On Jan 4, 3:31 am, jules Gilbert <
jules.sto...@gmail.com> wrote:
> However, wiser? minds than I have told me that technology today is
> such that what I propose is easily faked, thus my interest in "Adam's
> Platform."
Any demonstration limited to your own hardware can be faked in any
number of ways. Setting up lots of camera angles means absolutely
nothing, and demonstrates nothing. Do not waste your time.
Adam's Platform's testing was mishandled so thoroughly by The Tolly
Group that when they realized they'd been deceived, they set up the
test again, found it was bunk, and pulled the original report from
their website. Tolly didn't bother to verify the contents of the the
hard drives of both computers the first time. When the method came
into question, they set the test up again and pulled the data
connection between the two computers while transmission was in
progress. The destination computer continued to decompress and show
video, proving that there was no actual compression/decompression
process occurring.

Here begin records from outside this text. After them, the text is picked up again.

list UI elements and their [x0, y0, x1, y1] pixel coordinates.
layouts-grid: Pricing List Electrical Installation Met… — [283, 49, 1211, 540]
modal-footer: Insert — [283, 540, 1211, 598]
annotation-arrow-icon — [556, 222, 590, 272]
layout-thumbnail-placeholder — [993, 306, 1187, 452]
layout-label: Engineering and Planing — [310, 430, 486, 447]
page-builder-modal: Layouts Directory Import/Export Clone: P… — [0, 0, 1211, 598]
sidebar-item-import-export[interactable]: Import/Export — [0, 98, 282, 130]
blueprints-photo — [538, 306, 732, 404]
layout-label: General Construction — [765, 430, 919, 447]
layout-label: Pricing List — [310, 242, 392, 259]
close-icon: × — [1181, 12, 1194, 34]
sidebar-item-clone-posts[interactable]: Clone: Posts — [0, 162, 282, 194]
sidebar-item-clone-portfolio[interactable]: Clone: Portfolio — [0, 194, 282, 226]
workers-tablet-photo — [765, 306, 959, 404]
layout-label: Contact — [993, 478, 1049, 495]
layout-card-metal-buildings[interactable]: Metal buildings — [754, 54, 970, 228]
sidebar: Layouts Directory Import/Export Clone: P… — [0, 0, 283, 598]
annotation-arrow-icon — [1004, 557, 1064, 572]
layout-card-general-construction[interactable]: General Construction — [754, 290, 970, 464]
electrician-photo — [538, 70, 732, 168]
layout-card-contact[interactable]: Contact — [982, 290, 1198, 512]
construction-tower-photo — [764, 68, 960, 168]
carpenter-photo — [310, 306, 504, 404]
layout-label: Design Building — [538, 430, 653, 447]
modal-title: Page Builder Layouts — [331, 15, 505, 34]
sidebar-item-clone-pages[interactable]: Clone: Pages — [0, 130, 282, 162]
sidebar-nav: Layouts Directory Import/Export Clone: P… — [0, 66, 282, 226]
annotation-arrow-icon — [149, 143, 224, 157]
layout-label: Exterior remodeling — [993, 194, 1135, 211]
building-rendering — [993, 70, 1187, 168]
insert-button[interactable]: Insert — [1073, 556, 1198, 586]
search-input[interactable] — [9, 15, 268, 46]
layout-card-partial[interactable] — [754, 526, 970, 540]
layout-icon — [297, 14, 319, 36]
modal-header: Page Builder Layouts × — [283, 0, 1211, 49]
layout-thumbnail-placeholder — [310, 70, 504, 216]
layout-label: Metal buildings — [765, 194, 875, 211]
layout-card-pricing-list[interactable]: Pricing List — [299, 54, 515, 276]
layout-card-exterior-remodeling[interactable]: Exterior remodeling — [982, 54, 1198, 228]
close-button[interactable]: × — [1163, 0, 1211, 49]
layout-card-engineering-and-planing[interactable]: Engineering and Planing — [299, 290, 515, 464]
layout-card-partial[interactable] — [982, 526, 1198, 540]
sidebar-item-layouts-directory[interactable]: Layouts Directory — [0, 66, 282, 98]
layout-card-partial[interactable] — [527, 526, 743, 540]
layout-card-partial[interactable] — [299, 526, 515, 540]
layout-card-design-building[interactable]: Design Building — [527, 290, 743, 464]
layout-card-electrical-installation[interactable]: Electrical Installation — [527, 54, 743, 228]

Adding insult to injury, when they did find the
fake video already on the destination computer, it turned out to be
compressed with a very common codec at the time for Mac (an On2
TrueMotion variant). So the method wasn't even original. Nearly a
decade later, after Adam had already been sent to jail and investors
defrauded, Adam put up a weak technical document on a website saying
"see? I told you so, here's the method" which turned out to be a
single sheet of paper's scrawlings that described a method no more
complex than a colorspace conversion with deltas -- in other words, a
1990's method that is not even remotely capable of the wild claims he
maintained for years.
If you show us video of you doing something with two computers and a
floppy disk, it means nothing. If you open both computers and show
that neither has a hard drive, it still means nothing -- YOU are
performing the demonstration and could be faking the results in tens
if not hundreds of different ways. You must have OTHERS reproduce
your results to receive any sort of funding.
Accept a chunk of data from a third party. Compress that data (if you
can). Then provide the compressed data only (to prove your method
reduces size), and a program that can turn it back into the original
chunk (to prove that your method isn't broken or a fake). *This does
not compromise your compression process.*
Until you're willing to do this, you're wasting your time (and,
unfortunately, everyone else's time). No serious company is going to
be interested in an idea that can't be independently verified.
Maintaining full control of any demonstration just further paints you
as a Jan Sloot fraud, or delusional, or a blatant confidence trickster.